Kamiya Mieko, a pioneering researcher on ikigai focused on leprosy patients as the subject of her work on ikigai. What are her findings?

Yoko Inoue shares how these leprosy patients were treated badly before, and how Kamiya found out that among those patients, some did not lose the joy of living.

Nick: I think, for our audience to understand something important: people with leprosy in Japan, they were treated pretty badly, they were ostracised; they were shipped to islands, and they were cut from their family ties.

So would you like to touch on both those things, how they were treated?

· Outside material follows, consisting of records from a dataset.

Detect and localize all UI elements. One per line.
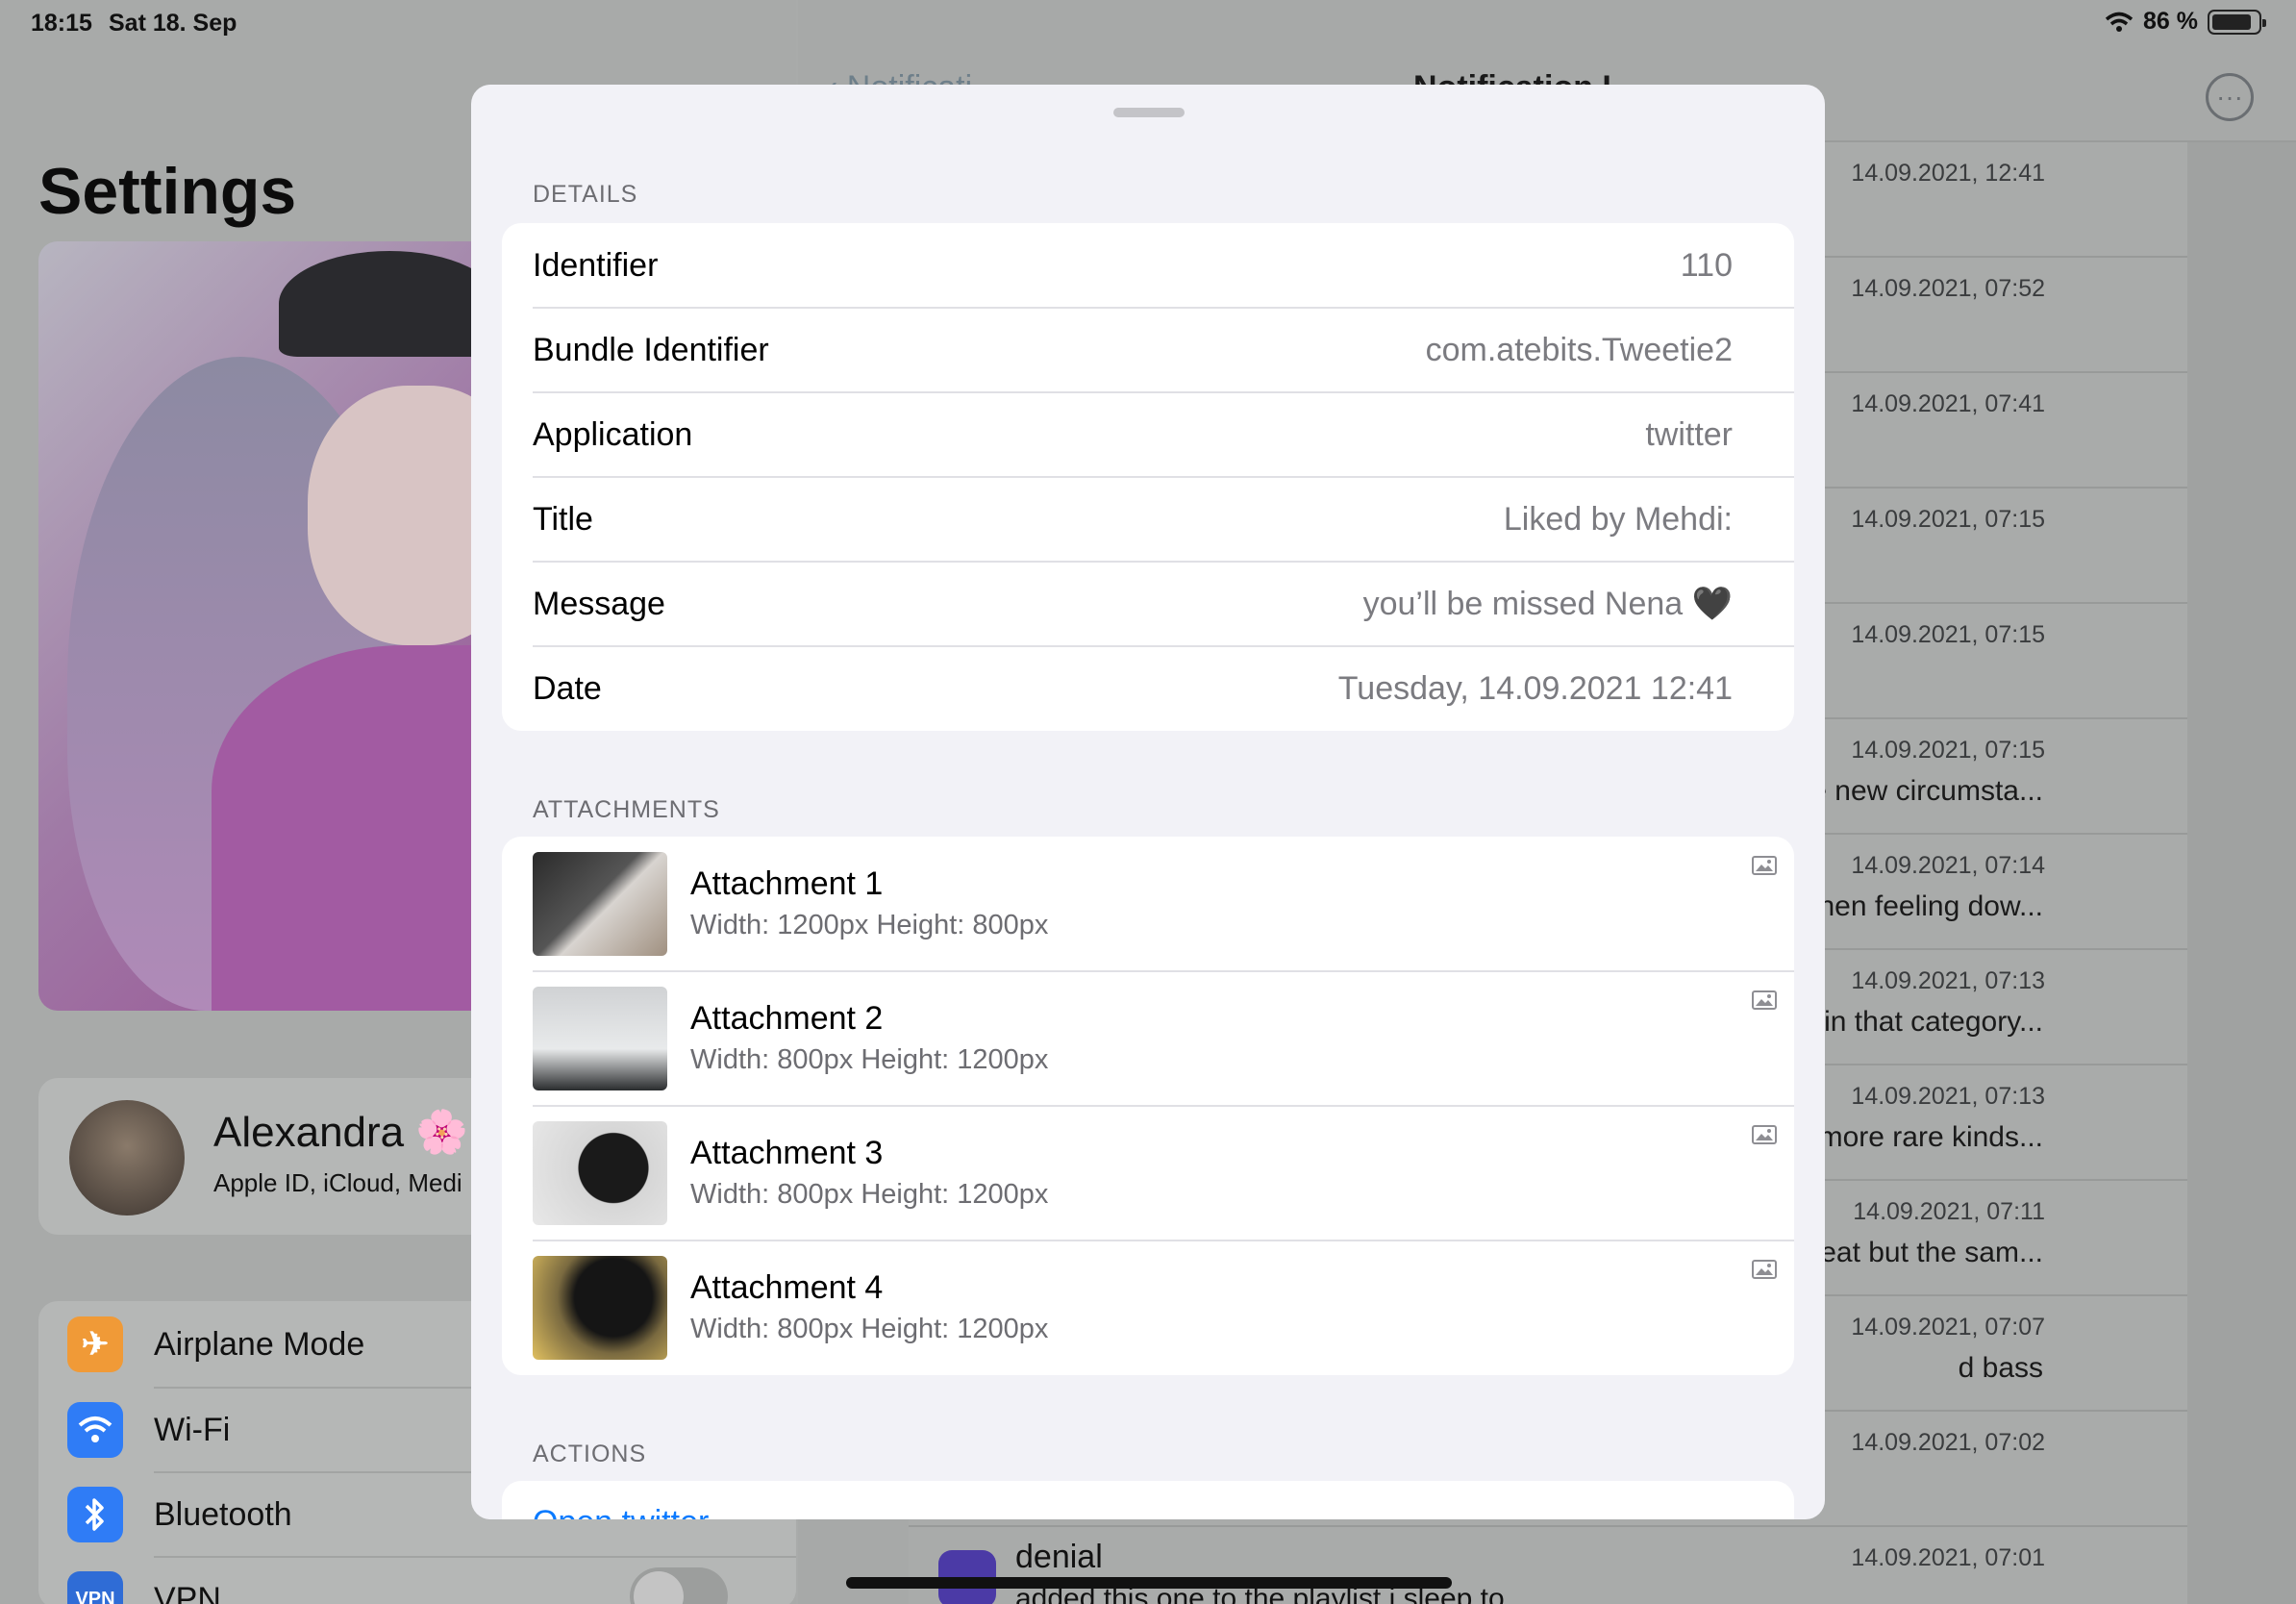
detail-row-date: Date Tuesday, 14.09.2021 12:41 (533, 669, 1733, 707)
notification-date: 14.09.2021, 07:07 (1851, 1314, 2045, 1341)
attachment-thumbnail (533, 987, 667, 1090)
profile-name: Alexandra 🌸 (213, 1109, 469, 1156)
notification-date: 14.09.2021, 07:01 (1851, 1544, 2045, 1571)
attachment-size: Width: 800px Height: 1200px (690, 1314, 1049, 1344)
detail-row-bundle-identifier: Bundle Identifier com.atebits.Tweetie2 (533, 331, 1733, 368)
wifi-icon (67, 1402, 123, 1458)
attachment-row[interactable]: Attachment 2 Width: 800px Height: 1200px (502, 971, 1794, 1106)
attachment-row[interactable]: Attachment 3 Width: 800px Height: 1200px (502, 1106, 1794, 1241)
notification-date: 14.09.2021, 07:15 (1851, 506, 2045, 533)
attachment-thumbnail (533, 1256, 667, 1360)
open-app-button[interactable]: Open twitter (533, 1504, 709, 1519)
attachment-title: Attachment 4 (690, 1269, 884, 1306)
detail-row-title: Title Liked by Mehdi: (533, 500, 1733, 538)
home-indicator[interactable] (846, 1577, 1452, 1589)
bluetooth-icon (67, 1487, 123, 1542)
settings-title: Settings (38, 155, 297, 228)
notification-detail-sheet: DETAILS Identifier 110 Bundle Identifier c… (471, 85, 1825, 1519)
detail-row-application: Application twitter (533, 415, 1733, 453)
notification-date: 14.09.2021, 07:15 (1851, 621, 2045, 648)
details-section-header: DETAILS (533, 181, 638, 208)
settings-item-label: Bluetooth (154, 1495, 292, 1533)
actions-section-header: ACTIONS (533, 1441, 647, 1467)
list-side-margin (2187, 142, 2296, 1604)
notification-date: 14.09.2021, 07:11 (1853, 1198, 2045, 1225)
attachments-section-header: ATTACHMENTS (533, 796, 720, 823)
more-options-icon[interactable]: ··· (2206, 73, 2254, 121)
detail-row-identifier: Identifier 110 (533, 246, 1733, 284)
attachment-title: Attachment 3 (690, 1135, 884, 1171)
attachment-size: Width: 800px Height: 1200px (690, 1179, 1049, 1210)
attachment-title: Attachment 2 (690, 1000, 884, 1037)
profile-subtitle: Apple ID, iCloud, Medi (213, 1168, 462, 1197)
notification-date: 14.09.2021, 07:52 (1851, 275, 2045, 302)
attachment-title: Attachment 1 (690, 865, 884, 902)
notification-text: d bass (1958, 1352, 2043, 1384)
detail-row-message: Message you’ll be missed Nena 🖤 (533, 585, 1733, 623)
notification-date: 14.09.2021, 12:41 (1851, 160, 2045, 187)
settings-item-label: VPN (154, 1580, 221, 1604)
notification-date: 14.09.2021, 07:41 (1851, 390, 2045, 417)
photo-icon (1752, 1260, 1777, 1279)
attachment-thumbnail (533, 1121, 667, 1225)
attachment-row[interactable]: Attachment 4 Width: 800px Height: 1200px (502, 1241, 1794, 1375)
attachment-row[interactable]: Attachment 1 Width: 1200px Height: 800px (502, 837, 1794, 971)
attachment-size: Width: 1200px Height: 800px (690, 910, 1049, 940)
photo-icon (1752, 1125, 1777, 1144)
settings-item-label: Wi-Fi (154, 1411, 231, 1448)
airplane-icon: ✈ (67, 1316, 123, 1372)
notification-date: 14.09.2021, 07:14 (1851, 852, 2045, 879)
notification-date: 14.09.2021, 07:02 (1851, 1429, 2045, 1456)
avatar (69, 1100, 185, 1216)
notification-date: 14.09.2021, 07:13 (1851, 1083, 2045, 1110)
photo-icon (1752, 990, 1777, 1010)
notification-date: 14.09.2021, 07:15 (1851, 737, 2045, 764)
settings-item-label: Airplane Mode (154, 1325, 365, 1363)
vpn-icon: VPN (67, 1571, 123, 1604)
sheet-grabber[interactable] (1113, 108, 1185, 117)
photo-icon (1752, 856, 1777, 875)
attachment-size: Width: 800px Height: 1200px (690, 1044, 1049, 1075)
notification-date: 14.09.2021, 07:13 (1851, 967, 2045, 994)
attachment-thumbnail (533, 852, 667, 956)
notification-app-name: denial (1015, 1539, 1103, 1575)
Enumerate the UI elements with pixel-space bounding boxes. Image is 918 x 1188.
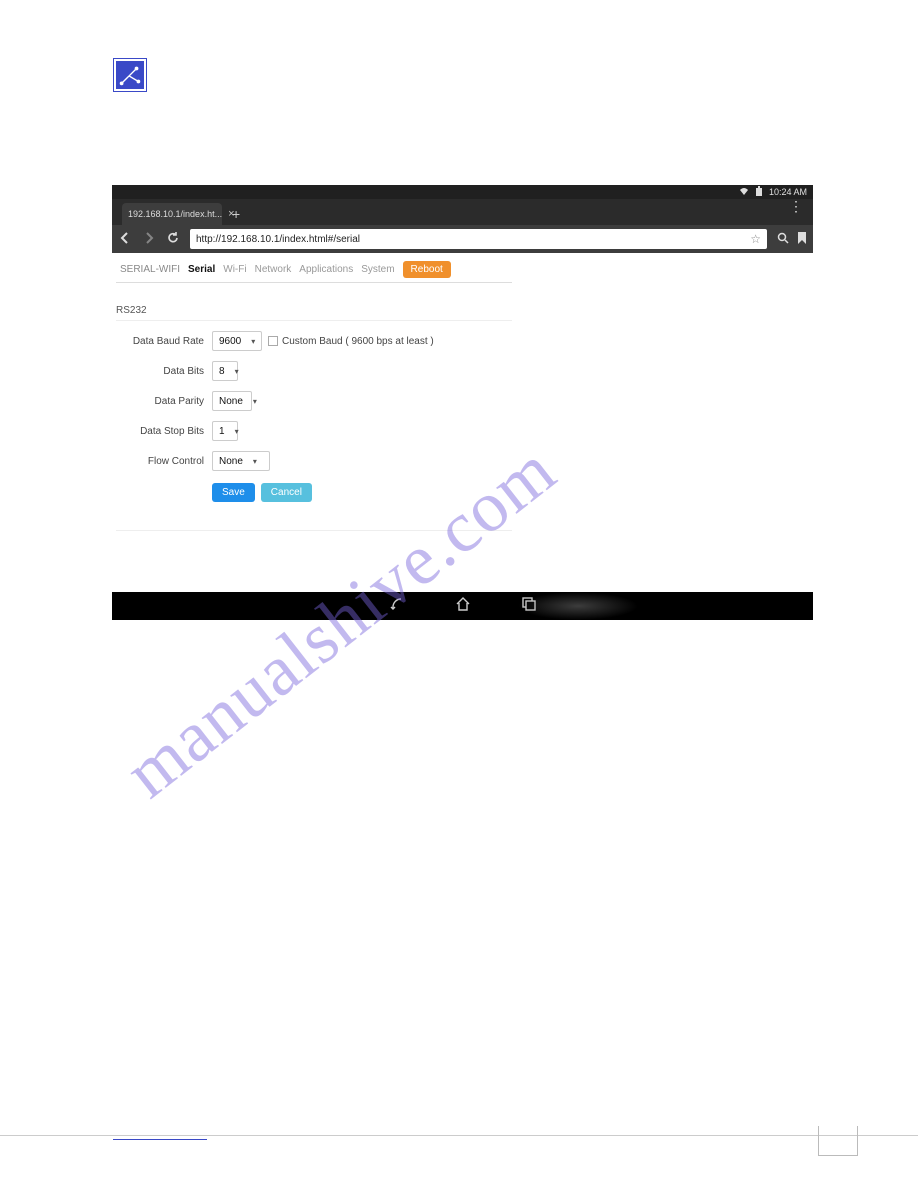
battery-icon xyxy=(755,186,763,198)
nav-back-icon[interactable] xyxy=(389,596,405,617)
forward-icon[interactable] xyxy=(142,231,156,248)
divider xyxy=(116,530,512,531)
nav-home-icon[interactable] xyxy=(455,596,471,617)
doc-logo xyxy=(113,58,147,92)
new-tab-icon[interactable]: + xyxy=(232,206,240,222)
chevron-down-icon: ▾ xyxy=(235,367,239,376)
row-stop-bits: Data Stop Bits 1▾ xyxy=(116,421,512,441)
label-custom-baud: Custom Baud ( 9600 bps at least ) xyxy=(282,336,434,347)
footer-divider xyxy=(0,1135,918,1136)
select-baud-rate[interactable]: 9600▾ xyxy=(212,331,262,351)
row-flow-control: Flow Control None▾ xyxy=(116,451,512,471)
serial-form: Data Baud Rate 9600▾ Custom Baud ( 9600 … xyxy=(116,320,512,502)
tab-wifi[interactable]: Wi-Fi xyxy=(223,264,246,275)
tab-network[interactable]: Network xyxy=(255,264,292,275)
select-data-bits[interactable]: 8▾ xyxy=(212,361,238,381)
page-number-box xyxy=(818,1126,858,1156)
select-stop-bits[interactable]: 1▾ xyxy=(212,421,238,441)
reboot-button[interactable]: Reboot xyxy=(403,261,451,278)
row-baud-rate: Data Baud Rate 9600▾ Custom Baud ( 9600 … xyxy=(116,331,512,351)
select-data-parity[interactable]: None▾ xyxy=(212,391,252,411)
checkbox-custom-baud[interactable] xyxy=(268,336,278,346)
url-text: http://192.168.10.1/index.html#/serial xyxy=(196,234,360,245)
label-flow-control: Flow Control xyxy=(116,456,212,467)
cancel-button[interactable]: Cancel xyxy=(261,483,312,502)
web-page-content: SERIAL-WIFI Serial Wi-Fi Network Applica… xyxy=(112,253,813,531)
url-input[interactable]: http://192.168.10.1/index.html#/serial ☆ xyxy=(190,229,767,249)
tab-system[interactable]: System xyxy=(361,264,394,275)
browser-toolbar: http://192.168.10.1/index.html#/serial ☆ xyxy=(112,225,813,253)
app-brand: SERIAL-WIFI xyxy=(120,264,180,275)
chevron-down-icon: ▾ xyxy=(253,397,257,406)
chevron-down-icon: ▾ xyxy=(253,457,257,466)
search-icon[interactable] xyxy=(777,232,789,247)
tab-title: 192.168.10.1/index.ht... xyxy=(128,209,222,219)
label-data-bits: Data Bits xyxy=(116,366,212,377)
document-page: 10:24 AM 192.168.10.1/index.ht... × + ⋮ … xyxy=(0,0,918,1188)
browser-tab-strip: 192.168.10.1/index.ht... × + ⋮ xyxy=(112,199,813,225)
label-baud-rate: Data Baud Rate xyxy=(116,336,212,347)
wifi-icon xyxy=(739,186,749,198)
tab-serial[interactable]: Serial xyxy=(188,264,215,275)
android-nav-bar xyxy=(112,592,813,620)
android-status-bar: 10:24 AM xyxy=(112,185,813,199)
label-data-parity: Data Parity xyxy=(116,396,212,407)
bookmark-icon[interactable] xyxy=(797,232,807,247)
kebab-menu-icon[interactable]: ⋮ xyxy=(789,204,803,208)
chevron-down-icon: ▾ xyxy=(251,337,255,346)
reload-icon[interactable] xyxy=(166,231,180,248)
row-data-bits: Data Bits 8▾ xyxy=(116,361,512,381)
label-stop-bits: Data Stop Bits xyxy=(116,426,212,437)
save-button[interactable]: Save xyxy=(212,483,255,502)
back-icon[interactable] xyxy=(118,231,132,248)
logo-art xyxy=(116,61,144,89)
chevron-down-icon: ▾ xyxy=(235,427,239,436)
clock-text: 10:24 AM xyxy=(769,187,807,197)
star-icon[interactable]: ☆ xyxy=(750,232,761,246)
tab-applications[interactable]: Applications xyxy=(299,264,353,275)
select-flow-control[interactable]: None▾ xyxy=(212,451,270,471)
browser-tab[interactable]: 192.168.10.1/index.ht... × xyxy=(122,203,222,225)
row-data-parity: Data Parity None▾ xyxy=(116,391,512,411)
section-title: RS232 xyxy=(116,305,813,316)
footer-accent-line xyxy=(113,1139,207,1140)
app-nav-tabs: SERIAL-WIFI Serial Wi-Fi Network Applica… xyxy=(116,261,512,278)
tablet-screenshot: 10:24 AM 192.168.10.1/index.ht... × + ⋮ … xyxy=(112,185,813,620)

And how did they become the subject of Kamiya's work on ikigai?

Yoko: So as you mentioned, back then those patients had to suffer from strong prejudices towards the illness, and many of them had to leave their homes, otherwise, their family members would also be mistreated.

So there's almost no choice, and patients have to spend the rest of their lives in this isolated institution. They're not allowed to have children by law, that's tough. So of course, patients felt a strong sense of shame, and also alienation.

Kamiya wrote that most patients thought about committing suicide at least once, and it was not rare to repeat suicide attempts twice or three times.

But what Kamiya found was that amongst those patients, there were a few exceptions, who did not lose the joy of living, even in such a harsh environment.

For example, I'd like to talk about this one person: one man who was blind, and his fingers were lost. But he started to read the musical scores in Braille, relying on his lips, and tongues. That is the only part that's left for him that now he can sense.

So he then played the harmonica, and later he even formed a musical bond with other patients for an institution. I read that this musical band played even outside of the institution.

There are some exceptions like him. What Kamiya found in the heart of those exceptional patients was ikigai, that's what she mainly focused on in this book.